I'm looking at $S^M_1(A)$, which I'll call $S^M(A)$ for brevity.
I'm going to try to build a new model $M'$.
Let the domain of $M'$ be $S^M(A)$.
For every constant in $L$ and fresh constant from $c_A$ (created implicitly by talking about parameters), we choose the type $p(x)$ consisting of precisely the formulas $\varphi(x)$ that hold in $M$ as the interpretation for the constant in question.
Let $R$ be a relation symbol in $T$.
Suppose $R$ is unary.
$M' \models R(p)$ holds if and only if, for every finite set of formulas $q(x)$ in $p(x)$, $M \models \exists x \mathop. q(x) \land R(x)$.
And in general, $M' \models R(p_1 \cdots p_n)$ if and only if, for every sequence of finite sets of formulas $q_1(x) \cdots q_n(x)$ where it holds for all $1 \le i \le n$ that $q_i(x) \subset p_i(x)$, it holds that $M \models \exists x_1 \cdots x_n \mathop. q_1(x_1) \land \cdots \land q_n(x_n) \land R(x_1 \cdots x_n)$.
I'm pretty sure that $M'$ gives me back a well-defined relational structure, but it isn't clear to me whether it's actually a model of $T$ or not.
 A: No, looking at the $1$-types is not in general enough.
One way to see this is to observe that there are "interesting" structures whose automorphism group acts $1$-transitively (so a fortiori there is only one $1$-type). For example, every group is bi-interpretable (with parameters) with such a structure: given a group $\mathcal{G}=(G;*,e,{}^{-1})$ consider its torsor reduct $$\mathcal{T}_\mathcal{G}=(G; (a,b,c)\mapsto a*b^{-1}*c).$$ The torsor reduct is to the original group as affine space is to a vector space; basically, we "forget the origin" in a controlled way. Incidentally, with a bit more work you can show the same result for arbitrary rings - see this answer of Matt F. (which while phrased for the rationals in particular, works for all rings).
A: This is just to add to Noah's answer - I think we're really making the same point.
Your construction usually fails to produce a model of $T$. One reason is that in a model of $T$, if some type is realized, it often must be realized more than once.
Let's look at some examples.

*

*Let $T$ be the theory of infinite sets. Let $A$ be a finite subset of some model $M$. Then $S^1(A)$ consists of the realized types $x=a$, together with one additional type which says $x\neq a$ for all $a\in A$. Your construction will produce a finite set of size $|A|+1$, which is not a model of $T$.

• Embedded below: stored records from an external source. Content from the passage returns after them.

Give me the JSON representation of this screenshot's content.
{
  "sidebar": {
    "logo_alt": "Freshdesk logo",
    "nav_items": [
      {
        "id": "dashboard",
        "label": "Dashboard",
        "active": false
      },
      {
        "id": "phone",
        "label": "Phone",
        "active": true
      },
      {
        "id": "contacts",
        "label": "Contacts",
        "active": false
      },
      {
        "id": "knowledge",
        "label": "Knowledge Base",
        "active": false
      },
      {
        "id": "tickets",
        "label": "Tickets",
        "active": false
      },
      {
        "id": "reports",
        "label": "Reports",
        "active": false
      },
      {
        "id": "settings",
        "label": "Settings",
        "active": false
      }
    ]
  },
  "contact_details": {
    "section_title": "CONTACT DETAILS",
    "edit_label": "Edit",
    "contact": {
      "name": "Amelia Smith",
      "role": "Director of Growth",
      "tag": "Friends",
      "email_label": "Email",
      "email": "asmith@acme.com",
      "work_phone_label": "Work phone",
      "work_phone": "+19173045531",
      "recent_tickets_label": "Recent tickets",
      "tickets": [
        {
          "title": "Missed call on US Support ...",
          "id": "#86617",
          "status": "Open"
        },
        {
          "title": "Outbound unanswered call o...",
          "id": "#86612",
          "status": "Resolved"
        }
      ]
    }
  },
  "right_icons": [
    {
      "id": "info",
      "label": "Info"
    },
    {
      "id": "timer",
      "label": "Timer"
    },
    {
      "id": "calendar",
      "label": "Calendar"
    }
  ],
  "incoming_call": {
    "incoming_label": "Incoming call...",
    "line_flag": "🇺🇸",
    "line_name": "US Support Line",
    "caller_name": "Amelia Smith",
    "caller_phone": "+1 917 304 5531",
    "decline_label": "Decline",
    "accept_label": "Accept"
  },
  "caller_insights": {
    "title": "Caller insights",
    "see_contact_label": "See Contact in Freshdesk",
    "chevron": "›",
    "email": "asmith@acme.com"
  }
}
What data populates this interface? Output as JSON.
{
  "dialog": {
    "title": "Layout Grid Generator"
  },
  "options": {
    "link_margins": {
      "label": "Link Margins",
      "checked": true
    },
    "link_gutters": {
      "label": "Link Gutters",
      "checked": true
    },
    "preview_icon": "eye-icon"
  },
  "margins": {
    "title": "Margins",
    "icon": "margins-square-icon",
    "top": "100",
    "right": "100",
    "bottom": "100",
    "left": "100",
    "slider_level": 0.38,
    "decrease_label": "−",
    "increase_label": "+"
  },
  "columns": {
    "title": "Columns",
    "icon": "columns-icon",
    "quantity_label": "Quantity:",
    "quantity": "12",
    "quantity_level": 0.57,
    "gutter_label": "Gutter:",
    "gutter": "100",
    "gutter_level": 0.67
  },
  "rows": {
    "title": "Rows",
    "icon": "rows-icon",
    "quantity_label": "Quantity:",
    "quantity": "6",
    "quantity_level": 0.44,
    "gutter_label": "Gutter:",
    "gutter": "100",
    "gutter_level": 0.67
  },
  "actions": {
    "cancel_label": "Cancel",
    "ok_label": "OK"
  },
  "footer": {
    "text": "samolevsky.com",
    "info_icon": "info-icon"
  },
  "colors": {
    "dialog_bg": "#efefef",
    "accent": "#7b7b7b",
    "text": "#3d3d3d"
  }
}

*Let $T$ be the theory of algebraically closed fields of characteristic $0$, and let $A=\mathbb{Q}$. Then $S^1(A)$ contains one type for each irreducible monic polynomial in $\mathbb{Q}[x]$ (the type of an element algebraic over $\mathbb{Q}$ is determined by its minimal polynomial over $\mathbb{Q}$) together with the type of a transcendental element (which says $x$ is not a zero of any non-zero polynomial). Now your construction adjoins to $\mathbb{Q}$ a single element for each of these types. This fails to be an algebraically closed field for a number of reasons: For the algebraic types, an irreducible polynomial of degree $n$ should have $n$ roots, not just one. And for the transcendental type, once a field has a transcendental element over $\mathbb{Q}$, it will have infinitely many, e.g. if $t$ is transcendental, so is $t^2$ and $t+q$ for all $q\in \mathbb{Q}$.


*Let $T$ be DLO (the theory of dense linear orders without endpoints), and let $A=\mathbb{N}\subseteq \mathbb{Q}$. Your construction will add one new element between each natural number and its successor, plus one element greater than each natural number and one less than each natural number. The result is a linear order which has endpoints and is not dense.